GABRIELA MEDINA, DE PALERMO VIEJO
“No imagino mi vida sin la asamblea”
Me vienen imágenes de nuestra primera marcha. Laura con su melenita empapada, Paola tiritando con su vestido beige, Susana agobiada por el peso del agua que había juntado su remera de hilo, Kelly debajo de un techo a dos aguas que le cedía un vecino, Tita que se unía por primera vez al vernos pasar. Estábamos eufóricas, no nos importaba nada, y seguíamos gritando debajo de la lluvia. Apenas si sabíamos nuestros nombres. Nunca me había pasado algo así.” Gabriela Medina, de 41 años, no había militado nunca en su vida, en nada, más que en el rigor de las tareas domésticas y la crianza de sus tres hijos. El primer acontecimiento que logró arrancarla de la tabla de planchar y sus libros de artes visuales fue la liberación de Carlos Menem, con el fallo de la Corte Suprema. Sentía que se le prendía fuego por dentro de la rabia, y se puso a armar un cartel con una caricatura de Menem vestido de preso y una advertencia: “Cuidado, anda suelto”. “Tenía necesidad de salir a la calle a protestar, así que a la primera convocatoria que hubo de algunos partidos al Congreso, un viernes, ahí fuimos con Jorge, mi esposo. Seguimos yendo los viernes siguientes y nos quedábamos casi solos sentados en el cordón de la vereda con nuestra pancarta. Pero después como una sucesión natural de las cosas vinieron los cacerolazos, que fueron un gran desahogo”, relata.
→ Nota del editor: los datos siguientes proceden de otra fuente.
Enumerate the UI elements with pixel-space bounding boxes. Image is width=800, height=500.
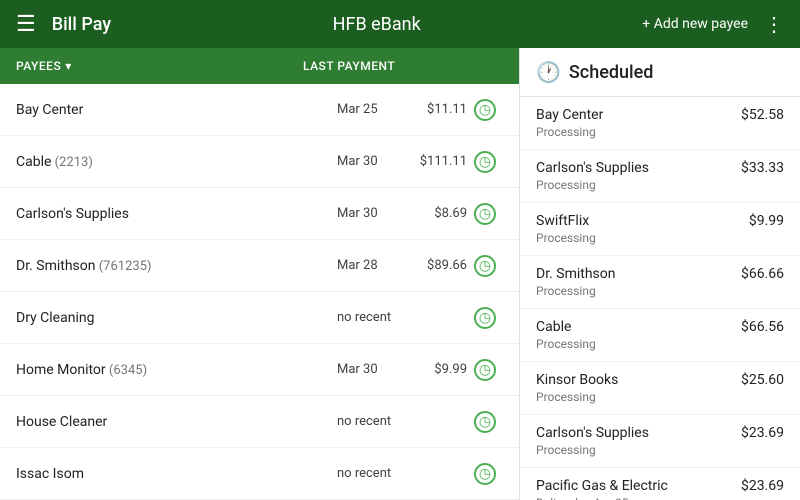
scheduled-item[interactable]: Cable $66.56 Processing: [520, 309, 800, 362]
payees-column-header[interactable]: PAYEES ▾: [16, 59, 303, 73]
scheduled-item-amount: $52.58: [741, 107, 784, 123]
payee-name: Issac Isom: [16, 466, 337, 482]
main-content: PAYEES ▾ LAST PAYMENT Bay CenterMar 25$1…: [0, 48, 800, 500]
payee-name: Home Monitor (6345): [16, 362, 337, 378]
header-right: + Add new payee ⋮: [642, 12, 784, 36]
payee-row[interactable]: Home Monitor (6345)Mar 30$9.99◷: [0, 344, 519, 396]
column-headers: PAYEES ▾ LAST PAYMENT: [0, 48, 519, 84]
clock-icon[interactable]: ◷: [467, 255, 503, 277]
scheduled-item[interactable]: SwiftFlix $9.99 Processing: [520, 203, 800, 256]
more-icon[interactable]: ⋮: [764, 12, 784, 36]
clock-icon[interactable]: ◷: [467, 463, 503, 485]
scheduled-item-name: Cable: [536, 319, 571, 335]
scheduled-item-name: Kinsor Books: [536, 372, 618, 388]
payee-date: no recent: [337, 414, 397, 429]
scheduled-item-name: Dr. Smithson: [536, 266, 615, 282]
scheduled-item-status: Processing: [536, 443, 784, 457]
scheduled-item-name: Pacific Gas & Electric: [536, 478, 668, 494]
scheduled-item[interactable]: Carlson's Supplies $33.33 Processing: [520, 150, 800, 203]
payee-name: Cable (2213): [16, 154, 337, 170]
scheduled-item[interactable]: Kinsor Books $25.60 Processing: [520, 362, 800, 415]
clock-icon[interactable]: ◷: [467, 307, 503, 329]
scheduled-item[interactable]: Pacific Gas & Electric $23.69 Deliver by: …: [520, 468, 800, 500]
scheduled-header: 🕐 Scheduled: [520, 48, 800, 97]
payee-row[interactable]: Dry Cleaningno recent ◷: [0, 292, 519, 344]
payees-panel: PAYEES ▾ LAST PAYMENT Bay CenterMar 25$1…: [0, 48, 520, 500]
payee-row[interactable]: Carlson's SuppliesMar 30$8.69◷: [0, 188, 519, 240]
payee-amount: $11.11: [397, 102, 467, 117]
scheduled-item[interactable]: Dr. Smithson $66.66 Processing: [520, 256, 800, 309]
scheduled-list: Bay Center$52.58ProcessingCarlson's Supp…: [520, 97, 800, 500]
payee-row[interactable]: House Cleanerno recent ◷: [0, 396, 519, 448]
payee-name: Dr. Smithson (761235): [16, 258, 337, 274]
scheduled-item-status: Processing: [536, 284, 784, 298]
payee-row[interactable]: Bay CenterMar 25$11.11◷: [0, 84, 519, 136]
scheduled-item-amount: $23.69: [741, 425, 784, 441]
scheduled-item[interactable]: Carlson's Supplies $23.69 Processing: [520, 415, 800, 468]
payee-name: Bay Center: [16, 102, 337, 118]
scheduled-item[interactable]: Bay Center $52.58 Processing: [520, 97, 800, 150]
scheduled-item-amount: $66.66: [741, 266, 784, 282]
scheduled-item-amount: $66.56: [741, 319, 784, 335]
scheduled-panel: 🕐 Scheduled Bay Center$52.58ProcessingCa…: [520, 48, 800, 500]
payee-row[interactable]: Dr. Smithson (761235)Mar 28$89.66◷: [0, 240, 519, 292]
bill-pay-title: Bill Pay: [52, 14, 111, 35]
payee-date: Mar 30: [337, 362, 397, 377]
app-name: HFB eBank: [111, 14, 642, 35]
payee-date: no recent: [337, 310, 397, 325]
clock-icon[interactable]: ◷: [467, 359, 503, 381]
payee-date: Mar 30: [337, 206, 397, 221]
add-payee-button[interactable]: + Add new payee: [642, 16, 748, 32]
scheduled-item-amount: $23.69: [741, 478, 784, 494]
payee-row[interactable]: Issac Isomno recent ◷: [0, 448, 519, 500]
scheduled-item-status: Processing: [536, 231, 784, 245]
scheduled-item-amount: $33.33: [741, 160, 784, 176]
payee-date: Mar 25: [337, 102, 397, 117]
scheduled-item-status: Processing: [536, 337, 784, 351]
scheduled-item-amount: $9.99: [749, 213, 784, 229]
menu-icon[interactable]: ☰: [16, 12, 36, 37]
header-left: ☰ Bill Pay: [16, 12, 111, 37]
payees-list: Bay CenterMar 25$11.11◷Cable (2213)Mar 3…: [0, 84, 519, 500]
payee-amount: $9.99: [397, 362, 467, 377]
scheduled-item-status: Processing: [536, 125, 784, 139]
payee-name: Dry Cleaning: [16, 310, 337, 326]
scheduled-item-status: Processing: [536, 390, 784, 404]
clock-icon[interactable]: ◷: [467, 411, 503, 433]
scheduled-clock-icon: 🕐: [536, 60, 561, 84]
payee-date: Mar 30: [337, 154, 397, 169]
app-header: ☰ Bill Pay HFB eBank + Add new payee ⋮: [0, 0, 800, 48]
payee-id: (6345): [106, 363, 147, 378]
last-payment-column-header: LAST PAYMENT: [303, 59, 503, 73]
payee-amount: $89.66: [397, 258, 467, 273]
scheduled-item-name: Carlson's Supplies: [536, 425, 649, 441]
scheduled-item-amount: $25.60: [741, 372, 784, 388]
clock-icon[interactable]: ◷: [467, 151, 503, 173]
payee-date: no recent: [337, 466, 397, 481]
payee-amount: $111.11: [397, 154, 467, 169]
payee-name: Carlson's Supplies: [16, 206, 337, 222]
clock-icon[interactable]: ◷: [467, 99, 503, 121]
scheduled-item-status: Deliver by: Apr 05: [536, 496, 784, 500]
scheduled-item-name: Bay Center: [536, 107, 603, 123]
payee-date: Mar 28: [337, 258, 397, 273]
scheduled-item-status: Processing: [536, 178, 784, 192]
scheduled-title: Scheduled: [569, 62, 653, 83]
scheduled-item-name: Carlson's Supplies: [536, 160, 649, 176]
payee-name: House Cleaner: [16, 414, 337, 430]
scheduled-item-name: SwiftFlix: [536, 213, 589, 229]
payee-amount: $8.69: [397, 206, 467, 221]
payee-row[interactable]: Cable (2213)Mar 30$111.11◷: [0, 136, 519, 188]
payee-id: (761235): [95, 259, 151, 274]
payee-id: (2213): [51, 155, 92, 170]
clock-icon[interactable]: ◷: [467, 203, 503, 225]
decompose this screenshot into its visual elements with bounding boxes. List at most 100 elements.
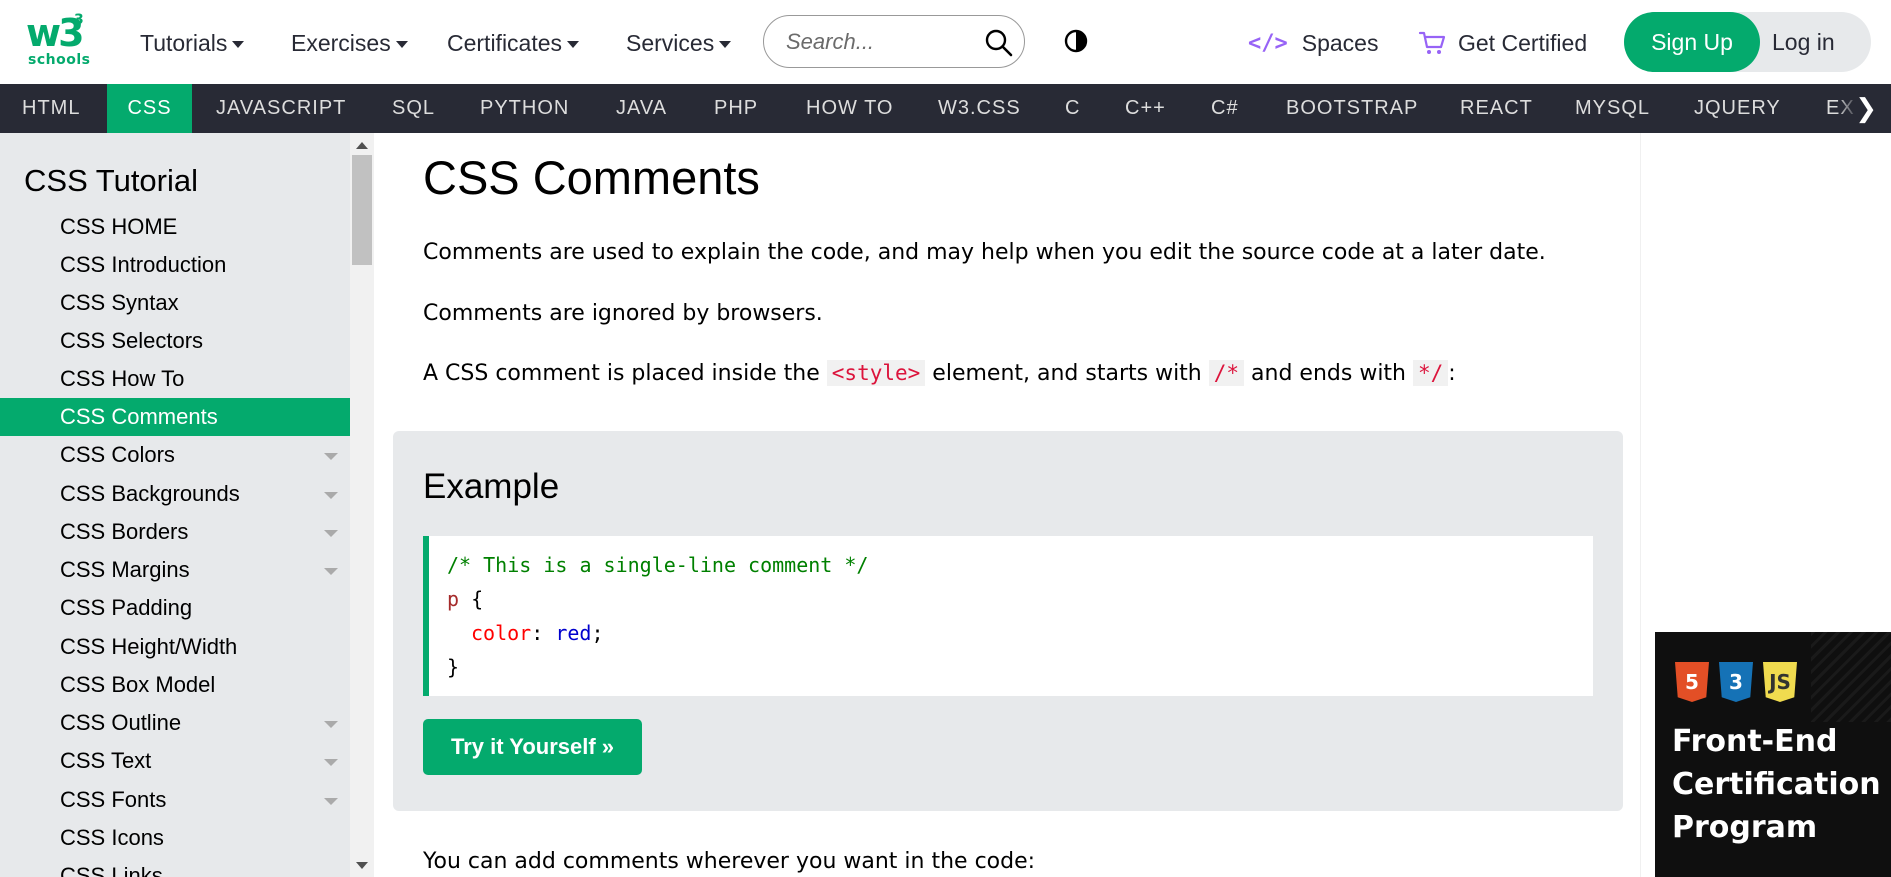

Hasta entonces a Gabriela la política le había parecido algo ajeno. “Estaba cómoda así, y eso que mi viejo estuvo preso durante la dictadura”, acota. “Pero de pronto sentí una necesidad imperiosa de hacer algo. Yo misma me encargué de imprimir 600 volantes convocando a los vecinos para armar una asamblea en el barrio, Palermo Viejo”, se enorgullece. En pocos días su rutina se transformó completamente. Su casa, un primer piso con cortinas de crochet en la calle Humboldt, se convirtió en sede de reuniones de comisión de la asamblea donde entraba y salía gente que jamás había visto antes. Ella estaba en cada corte de calles, escrache, marcha o lo que fuera que tuviera que ver con reclamar contra el sistema que, “entre muchas otras injusticias, liquidó la farmacia que tenía mi viejo”. “Hoy por lo menos cinco de los siete días de la semana me dedico a la asamblea. Fue una forma de salir de mi casa. Al comienzo generó encontronazos familiares, pero terminamos repartiéndonos tareas”, aclara. Integra la comisión de prensa de la asamblea y la de artesanos, que coordina una feria que se hace los fines de semana en un predio que recuperaron los vecinos para hacer ahí sus actividades. “En todo este tiempo hice muchos amigos nuevos, y noto que los vínculos en general se volvieron más solidarios. Ya no imagino mi vida sin la asamblea".